The last time I was here I didn’t own a smart phone. It was also the day before the Brexit Referendum, and before Pandemic-anxiety began to deeply mediate how we negotiated urban space.

But right now, I can’t yet touch base in this urban endlessness due to the disorientation caused by fighting off the intruding smart phone, with its addicting ‘Other’ space, that is slicing through, in a way that I haven’t really noticed until now, because I begin to realise how much London is an alternate reality that I’ve yet to bring my smart-phone into.

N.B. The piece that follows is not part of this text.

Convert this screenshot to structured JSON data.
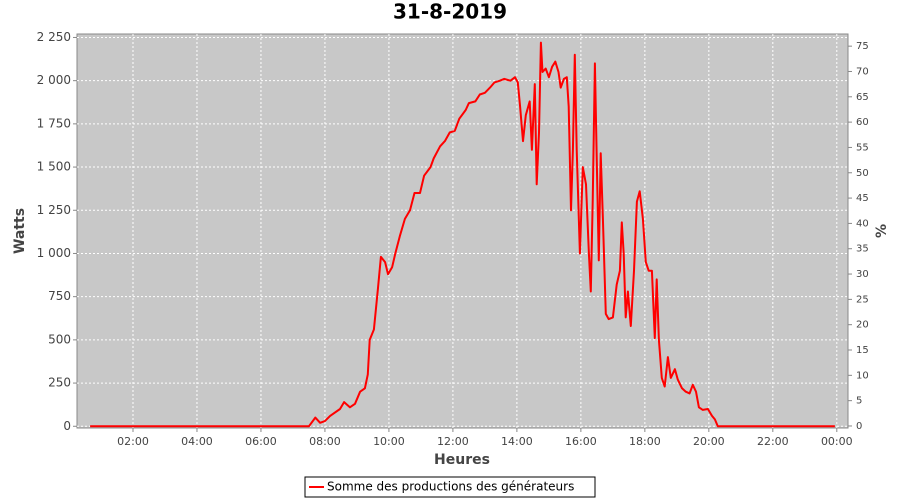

London smells…of itself. Unlike the post industrial landscapes of South/West Yorks, for example, which no longer smell of anything; sterilised into the nothingness of badly planned “Barrat-style” estates, and the once smelly soot from the mines and mills sand blasted off the old stones.


I’m disoriented in the early moments of this day, until I get into my stride. Always walking – got to walk in the city. Got to walk and walk, always wanting to walk more, sucked ever more deeply into it’s alternate world.

Within which this urban-ness that you just don’t get anywhere else in this country, extends indefinitely. Later on, in a semi-dream state, drifting off to John Foxx’s My Lost City, London cuts loose, an alternate reality to, and no longer the dominant place, of Britain. The red buses and London planes and intensiveness become politely welcoming to the rest of the country like a friend who just does things differently.


I find it hard not to love the city. Inspite of the power it wields, the power it sucks from the rest of the country. Despite my inability to live here….and the deep envy over the ‘unfinished project’ of urban Modernity elsewhere. I find hard to let go, as flawed as it may now have proven to be. I see traces in Leeds, lost on those quite Sunday evenings, in the west of the centre, when the streets are dead and no longer amidst work-status stress; But I can no longer see it in Sheffield, where its once big plans to make the “Hallamshire utopia” have faded out amidst bland student flats and an oppressively bland weekend culture.

…and all this exists here, of course it does! And I’m not a proper urban detective. But London has real, proper urban infrastructure, and because everywhere else is thwarted by the mute misery of suburban nothingness, and the weekend wreckage it does to our provincial town centres, you can suspend belief here. It doesn’t really exist here, either, only as an image, etched into the place you could never live because you couldn’t deal with the pace and pressure; the fact that most here are never not working; working to exist. But I’ve seen it; ‘the city’ and I’m ok, right now.